Il documento dell’IHRA non riguarda un “principio” – riguarda
l’associazione dell’autodeterminazione non solo a uno Stato, ma a uno
Stato etnico.
Per
i palestinesi le conseguenze di tale associazione non sono per niente
teoriche: la creazione dello Stato di Israele come “Stato ebraico” ha
significato pulizia etnica ed esilio forzato, e la sua continua
esistenza come tale significa spoliazione, discriminazione e
disumanizzazione continue.
Come
hanno notato recentemente due difensori dei diritti umani palestinesi
che vivono a Londra: “Per i palestinesi l’idea che sostenere che
‘l’esistenza dello Stato di Israele è un’impresa razzista’ sia in sé
antisemita è slegata dalla storia e dalla natura della fondazione di
Israele, e dalle sue continue politiche.”
Leggendo
una lettera, pubblicata da “The Guardian” questa settimana, di un
gruppo di palestinesi-britannici, che affermano il proprio diritto ad
una “dimensione pubblica” della “realtà” della loro esperienza passata e
presente, mi sono ricordato di qualcosa che un docente palestinese mi
aveva detto quando ero uno studente universitario
“Come
può essere antisemita per me oppormi alla mia spoliazione?”, ha chiesto
in forma retorica. “E di conseguenza,” ha aggiunto, “come può essere
antisemita per te essere solidale con me?” Infatti. Eppure questa è
l’assurda equazione su cui Israele ed i suoi amici hanno sempre cercato
di insistere e a cui bisogna continuamente opporsi.

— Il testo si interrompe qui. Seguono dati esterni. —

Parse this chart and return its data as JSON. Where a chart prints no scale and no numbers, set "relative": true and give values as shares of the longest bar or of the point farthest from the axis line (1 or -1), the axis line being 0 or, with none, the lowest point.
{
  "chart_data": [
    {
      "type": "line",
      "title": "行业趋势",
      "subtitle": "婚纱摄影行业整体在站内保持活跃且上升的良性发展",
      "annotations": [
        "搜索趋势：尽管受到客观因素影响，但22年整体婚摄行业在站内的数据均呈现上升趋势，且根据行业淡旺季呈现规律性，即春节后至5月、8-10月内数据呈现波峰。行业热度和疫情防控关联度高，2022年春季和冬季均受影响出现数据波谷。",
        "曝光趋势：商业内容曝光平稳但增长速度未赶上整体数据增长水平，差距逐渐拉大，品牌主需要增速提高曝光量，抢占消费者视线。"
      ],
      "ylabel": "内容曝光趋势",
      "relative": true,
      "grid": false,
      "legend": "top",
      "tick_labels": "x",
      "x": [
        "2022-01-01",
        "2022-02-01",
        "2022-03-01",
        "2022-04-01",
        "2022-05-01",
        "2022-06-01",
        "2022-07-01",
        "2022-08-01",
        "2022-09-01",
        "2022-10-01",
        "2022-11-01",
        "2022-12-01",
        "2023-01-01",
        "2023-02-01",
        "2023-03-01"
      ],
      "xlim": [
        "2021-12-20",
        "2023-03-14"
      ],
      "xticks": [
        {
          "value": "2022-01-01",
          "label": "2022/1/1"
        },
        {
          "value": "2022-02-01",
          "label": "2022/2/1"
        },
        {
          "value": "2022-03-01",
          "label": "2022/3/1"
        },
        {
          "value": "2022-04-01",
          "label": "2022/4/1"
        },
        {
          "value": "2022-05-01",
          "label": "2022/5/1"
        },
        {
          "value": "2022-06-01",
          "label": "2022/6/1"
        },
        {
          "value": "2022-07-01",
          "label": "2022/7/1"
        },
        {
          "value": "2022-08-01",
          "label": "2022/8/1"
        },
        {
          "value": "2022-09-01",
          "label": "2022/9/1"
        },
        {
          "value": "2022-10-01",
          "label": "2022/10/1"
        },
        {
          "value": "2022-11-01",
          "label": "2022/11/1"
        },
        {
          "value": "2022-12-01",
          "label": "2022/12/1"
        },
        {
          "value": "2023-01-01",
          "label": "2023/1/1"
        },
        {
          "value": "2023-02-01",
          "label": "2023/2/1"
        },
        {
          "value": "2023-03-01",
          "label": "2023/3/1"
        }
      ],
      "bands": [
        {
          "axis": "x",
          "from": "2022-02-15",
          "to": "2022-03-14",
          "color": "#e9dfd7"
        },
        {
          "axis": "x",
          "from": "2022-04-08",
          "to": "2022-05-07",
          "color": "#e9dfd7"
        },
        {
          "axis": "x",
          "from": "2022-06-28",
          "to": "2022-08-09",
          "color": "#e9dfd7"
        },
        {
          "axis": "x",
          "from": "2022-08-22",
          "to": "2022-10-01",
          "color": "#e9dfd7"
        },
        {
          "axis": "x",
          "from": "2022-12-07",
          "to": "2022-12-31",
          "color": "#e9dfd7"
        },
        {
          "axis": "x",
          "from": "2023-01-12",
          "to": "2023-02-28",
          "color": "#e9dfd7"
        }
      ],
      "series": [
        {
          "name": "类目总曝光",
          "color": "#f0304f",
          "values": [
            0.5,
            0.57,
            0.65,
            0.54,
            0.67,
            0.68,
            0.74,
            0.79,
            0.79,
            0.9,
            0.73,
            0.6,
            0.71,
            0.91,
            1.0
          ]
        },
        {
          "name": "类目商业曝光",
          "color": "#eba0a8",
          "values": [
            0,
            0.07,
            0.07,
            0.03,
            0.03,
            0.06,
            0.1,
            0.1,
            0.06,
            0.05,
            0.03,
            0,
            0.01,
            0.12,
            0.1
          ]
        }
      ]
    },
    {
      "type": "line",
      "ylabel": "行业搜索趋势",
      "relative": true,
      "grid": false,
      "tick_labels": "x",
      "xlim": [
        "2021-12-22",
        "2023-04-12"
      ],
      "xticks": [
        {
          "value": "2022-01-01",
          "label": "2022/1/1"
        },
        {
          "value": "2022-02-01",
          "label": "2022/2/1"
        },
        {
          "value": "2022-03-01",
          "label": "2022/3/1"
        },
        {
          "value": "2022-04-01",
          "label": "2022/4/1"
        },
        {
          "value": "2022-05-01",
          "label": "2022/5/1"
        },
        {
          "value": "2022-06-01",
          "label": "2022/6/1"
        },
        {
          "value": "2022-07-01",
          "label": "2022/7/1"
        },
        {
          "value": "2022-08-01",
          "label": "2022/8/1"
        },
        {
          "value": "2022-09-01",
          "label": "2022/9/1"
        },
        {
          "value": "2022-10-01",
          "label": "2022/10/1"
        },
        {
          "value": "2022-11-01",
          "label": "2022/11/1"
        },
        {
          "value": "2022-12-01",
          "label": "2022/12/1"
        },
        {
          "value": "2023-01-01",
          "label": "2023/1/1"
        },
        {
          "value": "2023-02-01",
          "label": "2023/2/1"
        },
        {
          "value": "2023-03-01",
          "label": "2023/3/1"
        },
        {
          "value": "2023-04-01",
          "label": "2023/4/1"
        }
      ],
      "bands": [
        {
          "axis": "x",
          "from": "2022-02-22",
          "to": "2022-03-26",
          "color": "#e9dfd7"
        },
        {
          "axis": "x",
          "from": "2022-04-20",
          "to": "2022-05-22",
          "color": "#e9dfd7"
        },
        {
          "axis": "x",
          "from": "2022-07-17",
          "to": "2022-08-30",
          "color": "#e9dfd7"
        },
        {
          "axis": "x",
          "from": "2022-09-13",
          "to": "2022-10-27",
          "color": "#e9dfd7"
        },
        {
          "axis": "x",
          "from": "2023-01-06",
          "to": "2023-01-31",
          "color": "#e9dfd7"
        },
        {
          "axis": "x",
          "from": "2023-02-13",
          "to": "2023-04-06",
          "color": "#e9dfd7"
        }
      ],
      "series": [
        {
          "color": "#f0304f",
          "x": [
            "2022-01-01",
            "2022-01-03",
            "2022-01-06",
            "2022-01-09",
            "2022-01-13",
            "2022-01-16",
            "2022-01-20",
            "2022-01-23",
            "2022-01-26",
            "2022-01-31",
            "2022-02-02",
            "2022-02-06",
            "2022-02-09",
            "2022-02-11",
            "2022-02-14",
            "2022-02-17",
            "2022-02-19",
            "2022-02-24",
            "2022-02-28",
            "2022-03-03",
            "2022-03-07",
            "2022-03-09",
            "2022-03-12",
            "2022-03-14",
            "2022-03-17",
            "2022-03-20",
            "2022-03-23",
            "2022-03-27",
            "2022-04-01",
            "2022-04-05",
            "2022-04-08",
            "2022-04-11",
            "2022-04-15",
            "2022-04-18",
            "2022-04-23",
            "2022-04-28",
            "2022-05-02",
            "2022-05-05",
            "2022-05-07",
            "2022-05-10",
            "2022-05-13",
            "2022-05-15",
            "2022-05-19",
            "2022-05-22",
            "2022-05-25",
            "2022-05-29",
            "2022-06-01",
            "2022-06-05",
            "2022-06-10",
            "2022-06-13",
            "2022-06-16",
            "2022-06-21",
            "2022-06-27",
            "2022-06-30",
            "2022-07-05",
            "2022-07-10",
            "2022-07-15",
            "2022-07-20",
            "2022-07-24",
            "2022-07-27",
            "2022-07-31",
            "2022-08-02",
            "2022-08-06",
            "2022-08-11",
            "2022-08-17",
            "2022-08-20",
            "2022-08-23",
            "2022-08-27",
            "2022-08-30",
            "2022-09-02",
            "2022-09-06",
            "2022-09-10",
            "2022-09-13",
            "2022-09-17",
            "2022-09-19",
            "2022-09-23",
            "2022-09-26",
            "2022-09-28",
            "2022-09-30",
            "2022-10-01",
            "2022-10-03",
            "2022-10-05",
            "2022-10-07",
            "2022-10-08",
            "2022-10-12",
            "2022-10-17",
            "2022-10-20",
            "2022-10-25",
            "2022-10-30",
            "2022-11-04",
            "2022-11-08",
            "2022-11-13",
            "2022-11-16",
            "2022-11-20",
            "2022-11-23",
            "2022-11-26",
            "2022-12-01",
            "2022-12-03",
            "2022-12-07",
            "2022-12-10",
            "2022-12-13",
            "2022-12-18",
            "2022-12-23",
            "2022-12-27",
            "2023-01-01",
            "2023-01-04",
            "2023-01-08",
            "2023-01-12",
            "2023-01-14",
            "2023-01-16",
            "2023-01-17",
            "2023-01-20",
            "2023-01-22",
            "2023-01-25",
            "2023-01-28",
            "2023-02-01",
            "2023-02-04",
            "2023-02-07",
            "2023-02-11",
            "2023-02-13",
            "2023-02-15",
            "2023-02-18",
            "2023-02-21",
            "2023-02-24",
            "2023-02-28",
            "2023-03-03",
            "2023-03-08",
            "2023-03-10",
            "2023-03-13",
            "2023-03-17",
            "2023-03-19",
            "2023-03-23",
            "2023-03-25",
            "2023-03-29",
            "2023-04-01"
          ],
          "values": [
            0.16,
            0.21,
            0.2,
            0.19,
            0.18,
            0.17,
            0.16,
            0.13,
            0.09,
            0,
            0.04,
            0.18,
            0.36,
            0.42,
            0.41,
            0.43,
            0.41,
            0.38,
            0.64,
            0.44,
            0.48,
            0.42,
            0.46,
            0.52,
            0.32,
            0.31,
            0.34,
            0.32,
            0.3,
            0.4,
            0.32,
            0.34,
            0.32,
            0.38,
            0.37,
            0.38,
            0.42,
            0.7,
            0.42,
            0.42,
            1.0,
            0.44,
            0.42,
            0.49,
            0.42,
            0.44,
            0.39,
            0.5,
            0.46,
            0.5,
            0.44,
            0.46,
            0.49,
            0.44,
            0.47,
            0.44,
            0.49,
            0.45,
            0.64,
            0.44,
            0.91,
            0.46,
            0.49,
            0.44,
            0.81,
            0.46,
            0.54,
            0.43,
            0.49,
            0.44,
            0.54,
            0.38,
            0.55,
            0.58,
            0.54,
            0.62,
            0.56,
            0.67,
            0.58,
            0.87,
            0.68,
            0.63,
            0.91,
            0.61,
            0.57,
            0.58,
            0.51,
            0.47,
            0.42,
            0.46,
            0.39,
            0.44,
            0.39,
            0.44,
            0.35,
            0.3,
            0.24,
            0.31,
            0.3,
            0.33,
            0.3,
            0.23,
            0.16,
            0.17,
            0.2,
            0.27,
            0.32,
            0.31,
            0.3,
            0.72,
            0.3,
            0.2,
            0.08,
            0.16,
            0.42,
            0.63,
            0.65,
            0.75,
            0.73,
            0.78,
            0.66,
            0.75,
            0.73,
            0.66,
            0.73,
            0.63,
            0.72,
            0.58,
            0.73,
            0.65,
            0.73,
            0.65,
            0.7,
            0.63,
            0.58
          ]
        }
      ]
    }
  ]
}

– Ben White è autore del recente libro “Cracks in the Wall: Beyond Apartheid in Palestine/Israel” [Crepe
nel muro: oltre l’apartheid in Israele/Palestina]. È un giornalista e
scrittore freelance e i suoi articoli sono stati pubblicati da Al Jazeera, al-Araby, Huffington Post, the Electronic Intifada, the Guardian’s Comment is Free ed altri.
Le
opinioni esposte in questo articolo sono dell’autore e non riflettono
necessariamente la politica editoriale di Middle East Eye.